Alexa, eksiklerine rağmen 100 bin kullanıcıya ulaşmayı başardı.
Amazon, Şubat ayında tanıttığı yapay zekâ destekli dijital asistanı Alexa+ ile sınırlı bir kullanıcı grubuna hizmet vermeye başladı. Şirketin CEO’su Andy Jassy, şu an 100 bin kişinin sistemin test aşamasında yer aldığını açıkladı. Henüz geniş çapta bir dağıtım gerçekleşmemiş olsa da, erken erişim sürecinde dikkat çeken bazı noktalar bulunuyor. Ancak mevcut haliyle Alexa+, bazı vaatlerini yerine getirmekte yetersiz kalıyor.
Yeni Alexa+ sisteminin temel farkı, kullanıcılarla daha doğal bir konuşma deneyimi sunma iddiasıdır. Önceki dijital asistanların sabit cevapları yerine, gerçek zamanlı ve özgün tepkiler üreterek daha etkileşimli bir deneyim sağlıyor. Amazon, bu yönüyle ChatGPT’nin sesli versiyonları ve Google’ın Gemini sistemine benzer bir yapay zekâ altyapısı kurmayı amaçlıyor. Ancak, pek çok temel özellik henüz aktif durumda değil.

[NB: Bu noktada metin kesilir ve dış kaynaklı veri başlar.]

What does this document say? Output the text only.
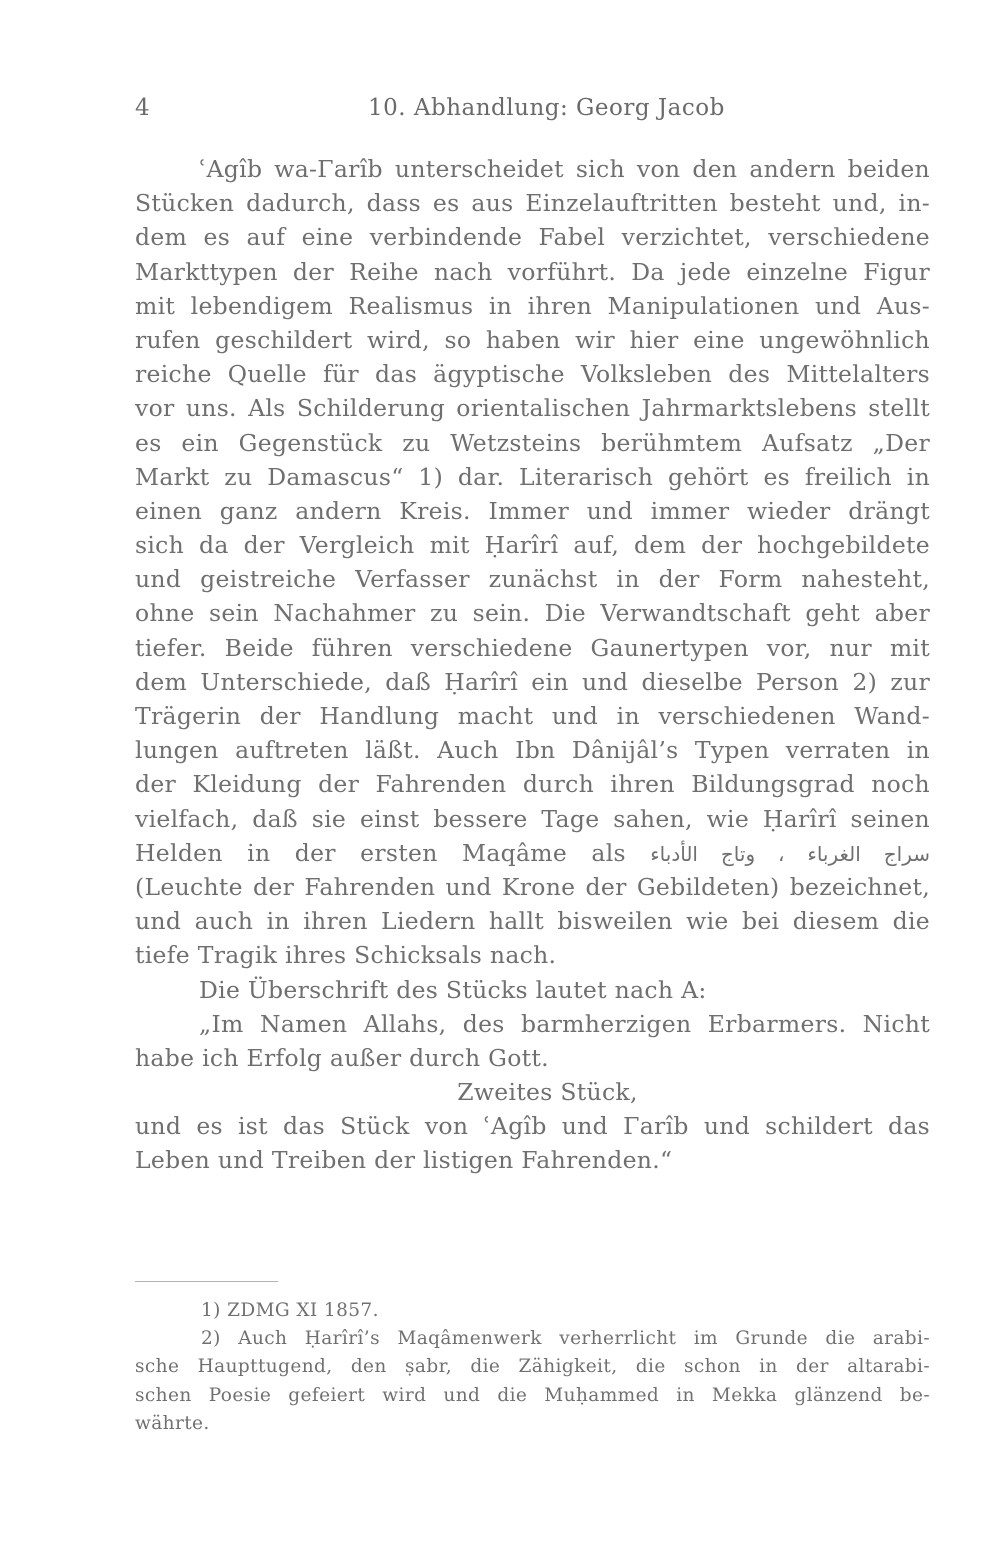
4	10. Abhandlung: Georg Jacob
ʿAgîb wa-Γarîb unterscheidet sich von den andern beiden
Stücken dadurch, dass es aus Einzelauftritten besteht und, in-
dem es auf eine verbindende Fabel verzichtet, verschiedene
Markttypen der Reihe nach vorführt. Da jede einzelne Figur
mit lebendigem Realismus in ihren Manipulationen und Aus-
rufen geschildert wird, so haben wir hier eine ungewöhnlich
reiche Quelle für das ägyptische Volksleben des Mittelalters
vor uns. Als Schilderung orientalischen Jahrmarktslebens stellt
es ein Gegenstück zu Wetzsteins berühmtem Aufsatz „Der
Markt zu Damascus“ 1) dar. Literarisch gehört es freilich in
einen ganz andern Kreis. Immer und immer wieder drängt
sich da der Vergleich mit Ḥarîrî auf, dem der hochgebildete
und geistreiche Verfasser zunächst in der Form nahesteht,
ohne sein Nachahmer zu sein. Die Verwandtschaft geht aber
tiefer. Beide führen verschiedene Gaunertypen vor, nur mit
dem Unterschiede, daß Ḥarîrî ein und dieselbe Person 2) zur
Trägerin der Handlung macht und in verschiedenen Wand-
lungen auftreten läßt. Auch Ibn Dânijâl’s Typen verraten in
der Kleidung der Fahrenden durch ihren Bildungsgrad noch
vielfach, daß sie einst bessere Tage sahen, wie Ḥarîrî seinen
Helden in der ersten Maqâme als سراج الغرباء ، وتاج الأدباء
(Leuchte der Fahrenden und Krone der Gebildeten) bezeichnet,
und auch in ihren Liedern hallt bisweilen wie bei diesem die
tiefe Tragik ihres Schicksals nach.
Die Überschrift des Stücks lautet nach A:
„Im Namen Allahs, des barmherzigen Erbarmers. Nicht
habe ich Erfolg außer durch Gott.
Zweites Stück,
und es ist das Stück von ʿAgîb und Γarîb und schildert das
Leben und Treiben der listigen Fahrenden.“
1) ZDMG XI 1857.
2) Auch Ḥarîrî’s Maqâmenwerk verherrlicht im Grunde die arabi-
sche Haupttugend, den ṣabr, die Zähigkeit, die schon in der altarabi-
schen Poesie gefeiert wird und die Muḥammed in Mekka glänzend be-
währte.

Alexa+ henüz tam işlevsel değil
Alexa+’ın tanıtımında, sistemin üçüncü parti uygulamalarla entegrasyon yeteneği vurgulanmıştı. Örneğin, kullanıcıların bir yemek siparişi uygulamasından doğrudan sipariş verebileceği veya çocuklara uyku öncesi hikâyeler oluşturabileceği belirtilmişti. Fakat şu anki sürümde bu özelliklerin hiçbiri aktif değil. Bu durum, kullanıcı beklentilerini karşılamaktan uzak bir görüntü sergiliyor.
Andy Jassy, Alexa+’nın hala gelişiminin erken aşamasında olduğunu ifade etti. Yapay zekâ sistemlerinin çok adımlı işlemleri gerçekleştirme konusunda genel bir doğruluk sorunu yaşadığını belirtti. Bu sistemlerde başarı oranının yüzde 30 ila yüzde 60 arasında değiştiğini, Amazon’un hedefinin ise bu oranı yüzde 90 seviyesine çıkarmak olduğunu söyledi.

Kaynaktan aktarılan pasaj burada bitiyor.